お箸の持ち方 義務教育にて (2006/09/19)

 
 自民党の総裁選挙で、外務大臣の麻生候補が、お箸の持ち方を義務教育で教えたほうがよいのでは、と嘆いていたことが、とても気にかかってしょうがない。というのも、氏の憂いには激しく共感しつつも、そもそも学校の先生方がお箸の持ち方を指導できるのか、ちょっと心配だからだ。先日も、牛丼復活のニュースの中で、カウンターに座って黙々と牛丼を頬張る人たちの映像があったが、そこに映る人の多くは、箸の持ち方が、やっぱり変だった。
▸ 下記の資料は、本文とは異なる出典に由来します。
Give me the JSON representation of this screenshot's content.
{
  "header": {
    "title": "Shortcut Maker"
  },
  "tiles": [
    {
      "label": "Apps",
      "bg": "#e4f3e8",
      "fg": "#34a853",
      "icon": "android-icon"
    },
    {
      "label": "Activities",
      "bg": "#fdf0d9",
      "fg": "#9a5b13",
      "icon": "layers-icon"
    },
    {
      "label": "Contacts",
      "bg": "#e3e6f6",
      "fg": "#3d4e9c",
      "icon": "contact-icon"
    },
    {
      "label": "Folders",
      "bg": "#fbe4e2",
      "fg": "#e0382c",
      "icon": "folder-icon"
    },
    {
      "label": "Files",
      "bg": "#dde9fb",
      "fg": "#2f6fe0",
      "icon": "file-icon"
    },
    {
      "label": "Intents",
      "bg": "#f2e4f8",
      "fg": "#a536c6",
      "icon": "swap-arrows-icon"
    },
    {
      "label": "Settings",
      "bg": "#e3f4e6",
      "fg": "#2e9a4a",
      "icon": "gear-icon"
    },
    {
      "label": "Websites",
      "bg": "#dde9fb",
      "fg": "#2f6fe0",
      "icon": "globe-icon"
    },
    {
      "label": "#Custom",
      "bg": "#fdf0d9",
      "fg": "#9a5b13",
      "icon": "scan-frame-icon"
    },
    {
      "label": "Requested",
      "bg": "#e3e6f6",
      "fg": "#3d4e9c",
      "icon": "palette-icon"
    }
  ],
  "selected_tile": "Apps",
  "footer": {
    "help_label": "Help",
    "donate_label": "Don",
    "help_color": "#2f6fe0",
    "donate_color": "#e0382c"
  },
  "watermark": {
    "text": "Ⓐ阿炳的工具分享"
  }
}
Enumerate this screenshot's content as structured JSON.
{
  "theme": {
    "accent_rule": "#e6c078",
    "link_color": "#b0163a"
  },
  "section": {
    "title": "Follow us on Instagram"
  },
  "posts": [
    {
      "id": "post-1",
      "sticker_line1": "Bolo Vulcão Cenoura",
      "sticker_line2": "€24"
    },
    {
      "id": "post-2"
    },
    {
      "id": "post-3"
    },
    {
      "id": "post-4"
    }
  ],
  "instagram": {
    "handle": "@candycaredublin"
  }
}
 牛丼とは、そもそも箸を汚くもっても食べられるご飯なので、そのことについてとやかく言うつもりはないのだけれど、牛丼と他の食べ物において、箸の持ち方を器用に変えるとも思われず、ましてや自分よりも年配と思しき人たちが、箸をきちんと持てない光景は、見ていてとても悲しく、日本の食が乱れている象徴のような気がしてならなかったりする。

 確実に、箸がもてない日本人が増えている。

 日本の食の象徴的な存在のお箸。そのお箸がぞんざいに扱われていることに、とても憂いを覚える。彼らがお箸をきちんと持てないのは、食に敬意を払っていないことの現われかと推測するが、いかがなものだろうか。最近、つとに食に敬意を払わない人が多いと思うのは、気のせいだろうか。

 おいしいご飯は、美しい器に盛られなければならず、そしてそれは、美しく食べられてこそ、おいしいのだと思うものにとって、お箸はお客サイドにとって、とても大切なもの。私はお箸にこだわりたいと思う。

 ところで最近、某和食のご主人と、器や箸についてお話しする機会があり、物に対する慈しみが、お料理をいっそうおいしくさせると教えられた。ただ腹を満たすのではない、食を通じての真心を、真摯に感じるためには、日本人なら、箸はきちんと持てなくてはならないと思う。それが人と動物を分ける境目のような気もしつつ、おいしいご飯は、それを共有してこそ、その花を開かせる不思議な世界ゆえに、それを共有するためも、お箸はきちんと持ちたいと思うのだ。

 全員がきれいに箸を持つ食卓は、とても清清しく、機能的にも無駄がなく、そして美しい。